My question is, is it worse or better with Ruby,NodeJS, Perl,Java or Go? I remember NodeJS scripts being extremely slow to start in general, way slower than Python.
Sorted from slowest to fastest: (all single measurements on my Arch Linux notebook)
$ time java &> /dev/null
java &> /dev/null 0,09s user 0,03s system 120% cpu 0,102 total
$ time ruby -e 42
ruby -e 42 0,04s user 0,01s system 99% cpu 0,053 total
$ time python -c 42
python -c 42 0,03s user 0,00s system 98% cpu 0,030 total
$ time perl -e 42
perl -e 42 0,00s user 0,00s system 92% cpu 0,005 total
I don't have NodeJS at hand to test with. Note that Java produces a help message (which I sent to /dev/null), but that (hopefully) shouldn't affect the timing that much.
Go produces compiled binaries and, as such, exhibits no such startup delay. Startup times for Go programs that I tested are in the same ballpark as Perl above, i.e. not reasonably measureable with a millisecond-precision tool like time(1).
On my system (macOS) I see a minimum of 0m0.034 for Python 3.6.1 and a minimum of 0m0.022 for Python 2.7.13 -- so Python 3.6 is 50% slower.
This is a somewhat contrived example, however. As the article notes, it's worse when you have a lot of imports (and I don't know how that'd differ between versions 2 and 3).
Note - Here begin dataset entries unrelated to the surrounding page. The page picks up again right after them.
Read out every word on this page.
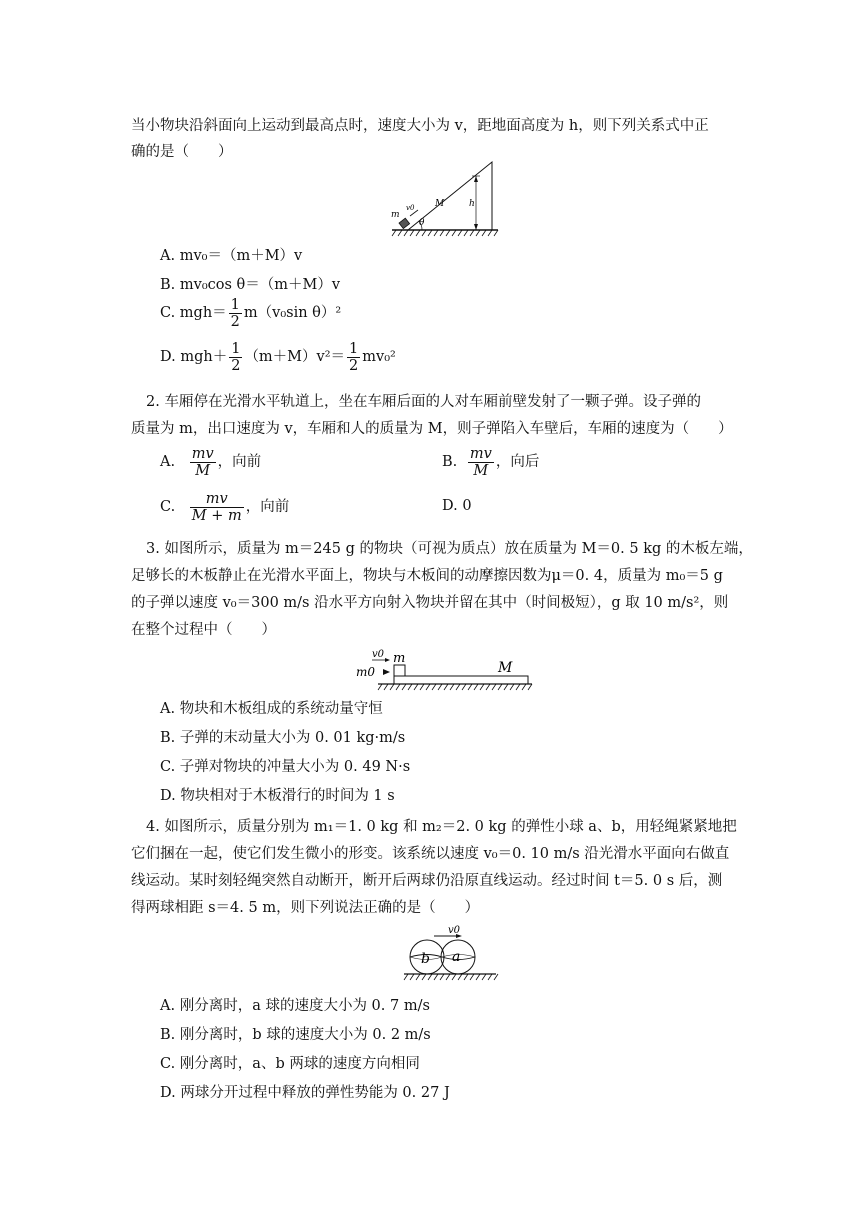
当小物块沿斜面向上运动到最高点时，速度大小为 v，距地面高度为 h，则下列关系式中正
确的是（　　）
m
v0 M
θ
h
A. mv₀＝（m＋M）v
B. mv₀cos θ＝（m＋M）v
C. $mgh= \frac{1}{2} m(v_0\sin$ θ）²
D. $mgh+ \frac{1}{2} (m+M)v^2= \frac{1}{2} mv_0^2$
2. 车厢停在光滑水平轨道上，坐在车厢后面的人对车厢前壁发射了一颗子弹。设子弹的
质量为 m，出口速度为 v，车厢和人的质量为 M，则子弹陷入车壁后，车厢的速度为（　　）
A. $\frac{mv}{M}$ ，向前	B. $\frac{mv}{M}$ ，向后
C. $\frac{mv}{M + m}$ ，向前	D. 0
3. 如图所示，质量为 m＝245 g 的物块（可视为质点）放在质量为 M＝0. 5 kg 的木板左端，
足够长的木板静止在光滑水平面上，物块与木板间的动摩擦因数为μ＝0. 4，质量为 m₀＝5 g
的子弹以速度 v₀＝300 m/s 沿水平方向射入物块并留在其中（时间极短），g 取 10 m/s²，则
在整个过程中（　　）
v0 m
m0	M
A. 物块和木板组成的系统动量守恒
B. 子弹的末动量大小为 0. 01 kg·m/s
C. 子弹对物块的冲量大小为 0. 49 N·s
D. 物块相对于木板滑行的时间为 1 s
4. 如图所示，质量分别为 m₁＝1. 0 kg 和 m₂＝2. 0 kg 的弹性小球 a、b，用轻绳紧紧地把
它们捆在一起，使它们发生微小的形变。该系统以速度 v₀＝0. 10 m/s 沿光滑水平面向右做直
线运动。某时刻轻绳突然自动断开，断开后两球仍沿原直线运动。经过时间 t＝5. 0 s 后，测
得两球相距 s＝4. 5 m，则下列说法正确的是（　　）
v0
b a
A. 刚分离时，a 球的速度大小为 0. 7 m/s
B. 刚分离时，b 球的速度大小为 0. 2 m/s
C. 刚分离时，a、b 两球的速度方向相同
D. 两球分开过程中释放的弹性势能为 0. 27 J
I remember talking to some folks at Google who work on the Google Cloud CLI, and they said that Python startup time is a constant problem for their (large) codebase. Especially when it's used for tab completion, because it might run every time you press tab, and the user wants instant results.
We're dealing with this on a CLI build tools project I hack on (catkin_tools). It uses plugin discovery based on entry_points, and short of caching plugins in a homedir file, it's basically impossible to make it fast enough to use with something like argcomplete.
If you had read the article, you would see that the topic of discussion is reducing startup time when many modules are loaded due to the slow nature of `namedtuple`.
I spent a lot of time analyzing the startup time of Java, Python, and Node.js. For any real-world program, startup time is entirely dominated by time taken to load code into memory, which in python is import statements. Also, as slow as Python 2.7 is, Node.js, at least when I measured it, was twice as slow.
At Guido's behest, I agreed to treat this miniscule component of start-up time as being important and will review and implement some optimizations in the sprints next week. I've agreed to do this even if it comes at the expense of code clarity, complexity, or maintainability. I expect that when I'm done, _source will be a lazily generated attribute and that much of the code currently in the template will be pre-computed. This seems reasonable to me.
FWIW, I've devoted 16 years of my life to optimizing Python and care a great deal about start-up time. I'm not happy about all the Raymond bashing going on in this thread.